Researchers believe the first step toward formulating a reliable and reproducible screening protocol for hydroxychloroquine retinopathy is to evaluate the sensitivity and specificity of each screening test. Recognizing the condition at an early stage is important because it can progress even after the drug is stopped, and the risk of visual loss is directly related to the severity of retinopathy at the time of detection.

A recent study reviewed microperimetry efficacy on 197 patients with history of hydroxychloroquine use for more than five years.

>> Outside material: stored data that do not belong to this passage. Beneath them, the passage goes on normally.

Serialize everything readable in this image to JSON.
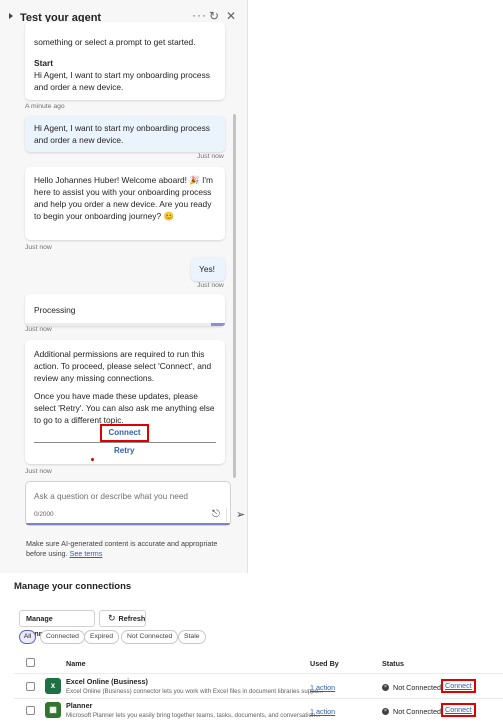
{
  "agent_panel": {
    "title": "Test your agent",
    "icons": {
      "more": "more-horizontal-icon",
      "refresh": "refresh-icon",
      "close": "close-icon",
      "collapse": "chevron-right-icon"
    },
    "intro_text": "something or select a prompt to get started.",
    "start_label": "Start",
    "start_text": "Hi Agent, I want to start my onboarding process and order a new device.",
    "intro_time": "A minute ago",
    "messages": [
      {
        "role": "user",
        "text": "Hi Agent, I want to start my onboarding process and order a new device.",
        "time": "Just now"
      },
      {
        "role": "bot",
        "text": "Hello Johannes Huber! Welcome aboard! 🎉 I'm here to assist you with your onboarding process and help you order a new device. Are you ready to begin your onboarding journey? 😊",
        "time": "Just now"
      },
      {
        "role": "user",
        "text": "Yes!",
        "time": "Just now"
      },
      {
        "role": "bot",
        "text": "Processing",
        "time": "Just now"
      }
    ],
    "permission_card": {
      "text1": "Additional permissions are required to run this action. To proceed, please select 'Connect', and review any missing connections.",
      "text2": "Once you have made these updates, please select 'Retry'. You can also ask me anything else to go to a different topic.",
      "connect_label": "Connect",
      "retry_label": "Retry",
      "time": "Just now"
    },
    "composer": {
      "placeholder": "Ask a question or describe what you need",
      "char_count": "0/2000",
      "icons": {
        "attach": "paperclip-icon",
        "send": "send-icon"
      }
    },
    "disclaimer": "Make sure AI-generated content is accurate and appropriate before using.",
    "terms_link": "See terms"
  },
  "connections": {
    "title": "Manage your connections",
    "manage_button": "Manage connections",
    "refresh_button": "Refresh",
    "filters": [
      {
        "label": "All",
        "active": true
      },
      {
        "label": "Connected",
        "active": false
      },
      {
        "label": "Expired",
        "active": false
      },
      {
        "label": "Not Connected",
        "active": false
      },
      {
        "label": "Stale",
        "active": false
      }
    ],
    "columns": {
      "name": "Name",
      "used_by": "Used By",
      "status": "Status"
    },
    "rows": [
      {
        "name": "Excel Online (Business)",
        "description": "Excel Online (Business) connector lets you work with Excel files in document libraries suppo...",
        "icon": "excel-icon",
        "used_by": "1 action",
        "status": "Not Connected",
        "connect_label": "Connect"
      },
      {
        "name": "Planner",
        "description": "Microsoft Planner lets you easily bring together teams, tasks, documents, and conversation...",
        "icon": "planner-icon",
        "used_by": "1 action",
        "status": "Not Connected",
        "connect_label": "Connect"
      }
    ]
  }
}
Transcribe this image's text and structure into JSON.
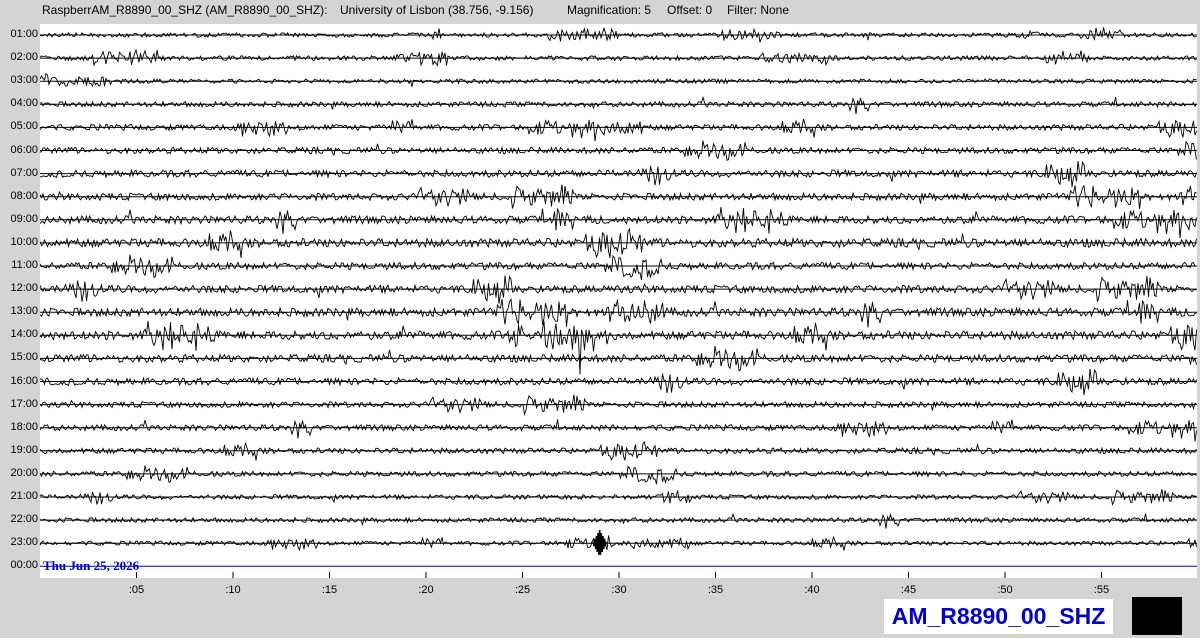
{
  "header": {
    "station": "RaspberrAM_R8890_00_SHZ (AM_R8890_00_SHZ):",
    "location": "University of Lisbon (38.756, -9.156)",
    "magnification": "Magnification: 5",
    "offset": "Offset: 0",
    "filter": "Filter: None"
  },
  "plot": {
    "hour_labels": [
      "01:00",
      "02:00",
      "03:00",
      "04:00",
      "05:00",
      "06:00",
      "07:00",
      "08:00",
      "09:00",
      "10:00",
      "11:00",
      "12:00",
      "13:00",
      "14:00",
      "15:00",
      "16:00",
      "17:00",
      "18:00",
      "19:00",
      "20:00",
      "21:00",
      "22:00",
      "23:00",
      "00:00"
    ],
    "date_label": "Thu Jun 25, 2026",
    "minute_ticks": [
      ":05",
      ":10",
      ":15",
      ":20",
      ":25",
      ":30",
      ":35",
      ":40",
      ":45",
      ":50",
      ":55"
    ],
    "trace_activity": [
      0.3,
      0.35,
      0.3,
      0.45,
      0.55,
      0.6,
      0.75,
      0.75,
      0.85,
      1.0,
      0.75,
      0.85,
      0.95,
      1.0,
      0.85,
      0.75,
      0.55,
      0.55,
      0.5,
      0.45,
      0.35,
      0.35,
      0.3
    ],
    "trace_color": "#000000",
    "current_line_color": "#0000cc"
  },
  "footer": {
    "station_badge": "AM_R8890_00_SHZ"
  }
}
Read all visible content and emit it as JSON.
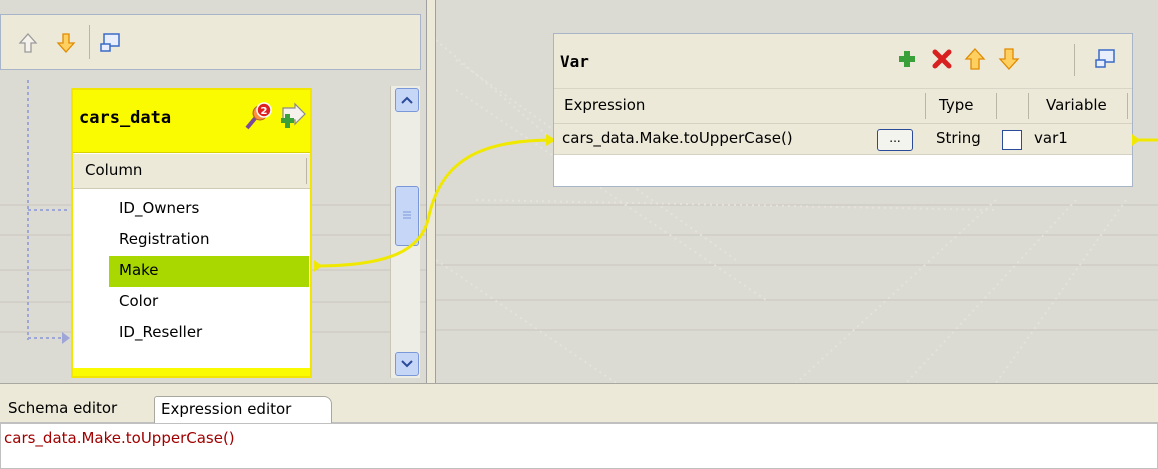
{
  "left_toolbar": {
    "icons": [
      "arrow-up-icon",
      "arrow-down-icon",
      "minimize-window-icon"
    ]
  },
  "input_table": {
    "title": "cars_data",
    "badge_count": "2",
    "column_header": "Column",
    "columns": [
      "ID_Owners",
      "Registration",
      "Make",
      "Color",
      "ID_Reseller"
    ],
    "selected_column": "Make"
  },
  "var_table": {
    "title": "Var",
    "headers": {
      "expression": "Expression",
      "type": "Type",
      "variable": "Variable"
    },
    "row": {
      "expression": "cars_data.Make.toUpperCase()",
      "button": "...",
      "type": "String",
      "nullable": false,
      "variable": "var1"
    },
    "icons": [
      "add-icon",
      "delete-icon",
      "arrow-up-icon",
      "arrow-down-icon",
      "minimize-window-icon"
    ]
  },
  "tabs": [
    "Schema editor",
    "Expression editor"
  ],
  "active_tab": "Expression editor",
  "editor": {
    "text": "cars_data.Make.toUpperCase()"
  },
  "colors": {
    "accent_yellow": "#fafa00",
    "selected_green": "#a8d800",
    "link_yellow": "#f0e800",
    "editor_text": "#a00000"
  }
}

The retrospective review found that 22 patients had hydroxychloroquine retinopathy. In this cohort, the average age was 54 and 96% were women. Regarding hydroxychloroquine use, the average daily dose was 5.7mg/kg with a cumulative dose of 2,041g and duration of 15 years.

Researchers found that microperimetry has a sensitivity of 73%, a lower value than other tests, but a specificity of 93%, which is on par with them. The team believes that the primary utility of the visual test seems to be in its negative predictive value (96%), which can permit confident exclusion of the condition when the test is normal, in corroboration with other clinical characteristics and testing.

The study concludes that microperimetry may be a useful ancillary test to exclude retinopathy, especially in high-risk patients or those with conflicting results on different modalities.

Iftikhar M, Kaur R, Nefalar A, et al. Microperimetry as a screening test for hydroxychloroquine retinopathy. Retina. September 17, 2018. [Epub ahead of print].